One of the inventors of the Zerocash protocol acknowledged to CoinDesk there was room for improvement to the Zcash implementation. But unlike Slepak and Todd, Alessandro Chiesa says he's not concerned.
Chiesa and other members of the Zerocash team are currently working on more advanced zk-SNARKs that don't require trust, not because of a vulnerability but because he says the trusted setup is a "hassle" to implement.
As for Todd's estimation that there was as low as a 50% chance of success preventing a compromise, Chiesa told CoinDesk:
"If someone had managed to glean the trapdoor from all six parties they could do some bad things. That's why we did the ceremony. I view it as incredibly unlikely to the point of a vanishing possibility."
Wilcox himself acknowledged reason for ongoing security concerns in a September conversation with CoinDesk in which he described what he called the "half-life of doubt."
Simply put, the idea is that the longer the blockchain has been functioning the less doubt will remain that it can or has been compromised.
During that conversation he said that the "only thing" that will make him satisfied is "if years go by with more and more money" on the blockchain and no hack. A representative of Zcash last week told CoinDesk the team was "still investigating" if there there were any signs the system had been compromised.
But Wilcox added:
"I am very confident that the ceremony succeeded at producing the public keys without allowing the toxic waste key to come into existence."
To help accelerate the rate that doubt disappears, Zcash is currently preparing to release a video recording of some of the security measures conducted at the Denver incarnation of the ceremony.
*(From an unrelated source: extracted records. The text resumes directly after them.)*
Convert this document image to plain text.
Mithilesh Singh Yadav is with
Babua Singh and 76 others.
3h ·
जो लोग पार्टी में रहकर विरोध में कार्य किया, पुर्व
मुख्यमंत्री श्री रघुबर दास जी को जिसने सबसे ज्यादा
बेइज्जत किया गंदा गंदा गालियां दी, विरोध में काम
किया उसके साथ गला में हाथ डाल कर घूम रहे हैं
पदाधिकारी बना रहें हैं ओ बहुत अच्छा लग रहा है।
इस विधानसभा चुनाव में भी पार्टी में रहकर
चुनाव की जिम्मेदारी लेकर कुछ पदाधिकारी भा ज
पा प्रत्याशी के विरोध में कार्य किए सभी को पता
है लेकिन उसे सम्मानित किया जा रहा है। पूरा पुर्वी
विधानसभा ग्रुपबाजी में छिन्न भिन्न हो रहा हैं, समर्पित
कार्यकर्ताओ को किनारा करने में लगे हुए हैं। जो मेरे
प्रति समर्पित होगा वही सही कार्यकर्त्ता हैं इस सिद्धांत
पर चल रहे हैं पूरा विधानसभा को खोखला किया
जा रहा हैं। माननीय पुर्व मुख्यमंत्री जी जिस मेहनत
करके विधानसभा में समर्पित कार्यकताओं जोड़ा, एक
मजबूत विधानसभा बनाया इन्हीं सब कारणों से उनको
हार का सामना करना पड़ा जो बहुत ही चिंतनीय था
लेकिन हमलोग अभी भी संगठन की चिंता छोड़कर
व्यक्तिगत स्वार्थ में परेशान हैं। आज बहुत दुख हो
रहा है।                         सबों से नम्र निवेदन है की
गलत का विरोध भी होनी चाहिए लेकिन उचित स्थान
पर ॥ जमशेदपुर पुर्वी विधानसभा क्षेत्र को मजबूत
Chiesa told CoinDesk more will be published with time, and upgrade is planned in the coming year.
But to Slepak, if billions of dollars move to the Zcash blockchain as he thinks might someday happen, anything less than perfection isn't good enough.
With national intelligence agencies at the top of both his list and Todd's list of organizations with a potential incentive to compromise Zcash there's much more potentially at stake than just money.
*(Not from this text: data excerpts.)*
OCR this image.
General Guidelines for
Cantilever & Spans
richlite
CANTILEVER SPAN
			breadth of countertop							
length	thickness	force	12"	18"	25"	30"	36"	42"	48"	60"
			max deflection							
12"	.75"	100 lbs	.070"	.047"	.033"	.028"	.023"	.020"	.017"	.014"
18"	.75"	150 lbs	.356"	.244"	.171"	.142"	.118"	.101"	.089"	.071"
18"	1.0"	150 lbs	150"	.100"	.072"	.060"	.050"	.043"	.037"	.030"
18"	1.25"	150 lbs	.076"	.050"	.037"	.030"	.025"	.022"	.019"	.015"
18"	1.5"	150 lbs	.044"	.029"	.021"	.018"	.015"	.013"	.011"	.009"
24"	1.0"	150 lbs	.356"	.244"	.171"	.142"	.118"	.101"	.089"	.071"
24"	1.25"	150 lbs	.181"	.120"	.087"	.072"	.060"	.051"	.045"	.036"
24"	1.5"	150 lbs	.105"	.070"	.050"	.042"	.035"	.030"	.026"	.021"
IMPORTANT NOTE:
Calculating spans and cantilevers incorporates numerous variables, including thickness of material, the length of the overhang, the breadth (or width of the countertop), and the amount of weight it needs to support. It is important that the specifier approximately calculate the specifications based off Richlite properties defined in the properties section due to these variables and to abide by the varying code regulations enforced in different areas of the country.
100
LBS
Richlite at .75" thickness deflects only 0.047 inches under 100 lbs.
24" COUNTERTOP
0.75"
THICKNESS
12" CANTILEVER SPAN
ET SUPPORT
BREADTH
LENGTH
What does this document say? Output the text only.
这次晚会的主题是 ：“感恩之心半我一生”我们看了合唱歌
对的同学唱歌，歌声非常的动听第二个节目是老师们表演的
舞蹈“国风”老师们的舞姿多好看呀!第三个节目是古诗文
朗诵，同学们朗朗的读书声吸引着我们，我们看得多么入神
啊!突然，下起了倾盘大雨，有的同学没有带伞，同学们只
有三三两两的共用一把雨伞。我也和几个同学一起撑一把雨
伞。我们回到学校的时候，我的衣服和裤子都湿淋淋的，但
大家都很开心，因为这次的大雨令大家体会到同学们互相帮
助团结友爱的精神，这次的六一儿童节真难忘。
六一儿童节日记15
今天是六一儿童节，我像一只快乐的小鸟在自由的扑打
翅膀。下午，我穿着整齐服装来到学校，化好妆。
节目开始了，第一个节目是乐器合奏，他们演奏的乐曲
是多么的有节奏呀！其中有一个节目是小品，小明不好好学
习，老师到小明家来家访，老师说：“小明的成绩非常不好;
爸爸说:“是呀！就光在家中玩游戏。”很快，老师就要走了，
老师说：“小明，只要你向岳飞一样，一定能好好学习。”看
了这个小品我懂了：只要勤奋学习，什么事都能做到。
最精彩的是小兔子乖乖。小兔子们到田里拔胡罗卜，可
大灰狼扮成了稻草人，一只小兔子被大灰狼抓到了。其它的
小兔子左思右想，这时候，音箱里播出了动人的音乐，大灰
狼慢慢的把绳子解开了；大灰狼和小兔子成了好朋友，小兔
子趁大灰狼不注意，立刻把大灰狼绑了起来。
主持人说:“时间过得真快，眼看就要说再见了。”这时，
Slepak argues that the worst case scenario isn't the collapse of a burgeoning new cryptocurrency, but the continuation of the same centralized monetary supply strategies that exist in the current financial system.
To understand what would happen if a compromised Zcash achieved widespread adoption, Slepak said we need to look no further than what happens in the current system when a small group of people controls the global monetary supply.
"What happens is they are able to enslave entire nations of people and they are able to channel that money to various projects that create a lot of human suffering. And some of these projects literally involve massive wars between various nations. So the worst that could happen if Zcash is compromised, I can say is wars, people dying. But that's pretty bad."
Disclosure: CoinDesk is a subsidiary of Digital Currency Group, which has an ownership stake in Zcash.